IV. ЕЩЕ ГОД (1851)
Перед Новым годом Natalie принесла мне показать акварель, который она заказывала живописцу Guyot. Картина представляла нашу террасу, часть дома и двор, на дворе играли дети, лежала Татина коза, вдали на террасе была сама Natalie. Я думал, что акварель назначена мне, но Natalie сказала, что она ее хочет подарить в Новый год Гервегу.
Мне было досадно.
- Нравится тебе? - спросила Natalie.
- Акварель мне так нравится, - сказал я, - что, если Гервег позволит, я велю сделать для себя копию.
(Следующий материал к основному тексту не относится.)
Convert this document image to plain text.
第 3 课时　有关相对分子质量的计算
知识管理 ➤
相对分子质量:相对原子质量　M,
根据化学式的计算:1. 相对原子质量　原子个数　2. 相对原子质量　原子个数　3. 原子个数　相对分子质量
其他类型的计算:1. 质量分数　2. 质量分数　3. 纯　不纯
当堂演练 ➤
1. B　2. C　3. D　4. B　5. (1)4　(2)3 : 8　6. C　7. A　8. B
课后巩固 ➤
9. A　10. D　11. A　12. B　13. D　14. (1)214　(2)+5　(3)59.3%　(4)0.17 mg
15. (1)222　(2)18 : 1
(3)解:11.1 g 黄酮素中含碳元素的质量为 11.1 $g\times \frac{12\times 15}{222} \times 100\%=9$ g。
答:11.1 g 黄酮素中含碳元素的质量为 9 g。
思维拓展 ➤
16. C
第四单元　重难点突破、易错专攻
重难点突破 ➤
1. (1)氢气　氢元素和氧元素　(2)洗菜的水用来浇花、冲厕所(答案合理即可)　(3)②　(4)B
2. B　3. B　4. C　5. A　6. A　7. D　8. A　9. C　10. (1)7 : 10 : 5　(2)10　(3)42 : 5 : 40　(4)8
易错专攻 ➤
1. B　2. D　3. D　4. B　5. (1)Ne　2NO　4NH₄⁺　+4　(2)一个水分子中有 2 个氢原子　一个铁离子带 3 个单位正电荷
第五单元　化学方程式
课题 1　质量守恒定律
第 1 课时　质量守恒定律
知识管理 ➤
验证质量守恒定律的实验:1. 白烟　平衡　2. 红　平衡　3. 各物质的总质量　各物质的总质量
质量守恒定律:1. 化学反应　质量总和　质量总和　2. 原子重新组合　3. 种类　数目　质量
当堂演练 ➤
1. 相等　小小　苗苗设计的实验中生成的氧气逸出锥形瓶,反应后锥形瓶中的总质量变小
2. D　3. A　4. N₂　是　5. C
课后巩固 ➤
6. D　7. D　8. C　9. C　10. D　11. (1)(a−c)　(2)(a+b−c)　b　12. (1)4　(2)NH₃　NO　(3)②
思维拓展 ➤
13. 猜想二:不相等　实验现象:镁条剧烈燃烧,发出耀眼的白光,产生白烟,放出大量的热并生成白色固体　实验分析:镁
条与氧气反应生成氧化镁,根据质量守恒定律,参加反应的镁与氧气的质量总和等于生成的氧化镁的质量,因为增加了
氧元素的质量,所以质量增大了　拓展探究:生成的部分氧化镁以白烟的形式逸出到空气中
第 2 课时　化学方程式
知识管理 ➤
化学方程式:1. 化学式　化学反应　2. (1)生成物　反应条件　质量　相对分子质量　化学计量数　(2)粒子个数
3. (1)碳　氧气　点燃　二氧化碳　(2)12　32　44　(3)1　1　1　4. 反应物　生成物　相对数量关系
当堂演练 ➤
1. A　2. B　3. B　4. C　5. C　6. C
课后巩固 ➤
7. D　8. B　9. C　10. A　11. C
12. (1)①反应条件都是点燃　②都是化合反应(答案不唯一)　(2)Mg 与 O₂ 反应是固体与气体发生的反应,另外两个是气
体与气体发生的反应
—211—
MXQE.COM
По моей бледности и по голосу Natalie поняла, что эти слова были и вызов и свидетельство сильной внутренней бури. Она взглянула на меня, слезы были у нее на глазах.
- Возьми ее себе! - оказала она.
- Ни под каким видом, что за шалости.
Больше мы не говорили.
Новый, 1851 год мы праздновали у моей матери. Я был в сильно раздраженном состоянии, сел возле Фогта и, наливая ему и себе стакан вина за стаканом, сыпал остротами и колкостями; Фогт катался со смеху, Гервег печально смотрел исподлобья. Наконец-то он понял. После (484) тоста за Новый год он поднял свой бокал и сказал, что он одного желает: "чтоб наступающий год был не хуже прошедшего", что он желает этого всем сердцем, но не надеется, напротив, чует, что "все, все распадается и гибнет";
Я промолчал.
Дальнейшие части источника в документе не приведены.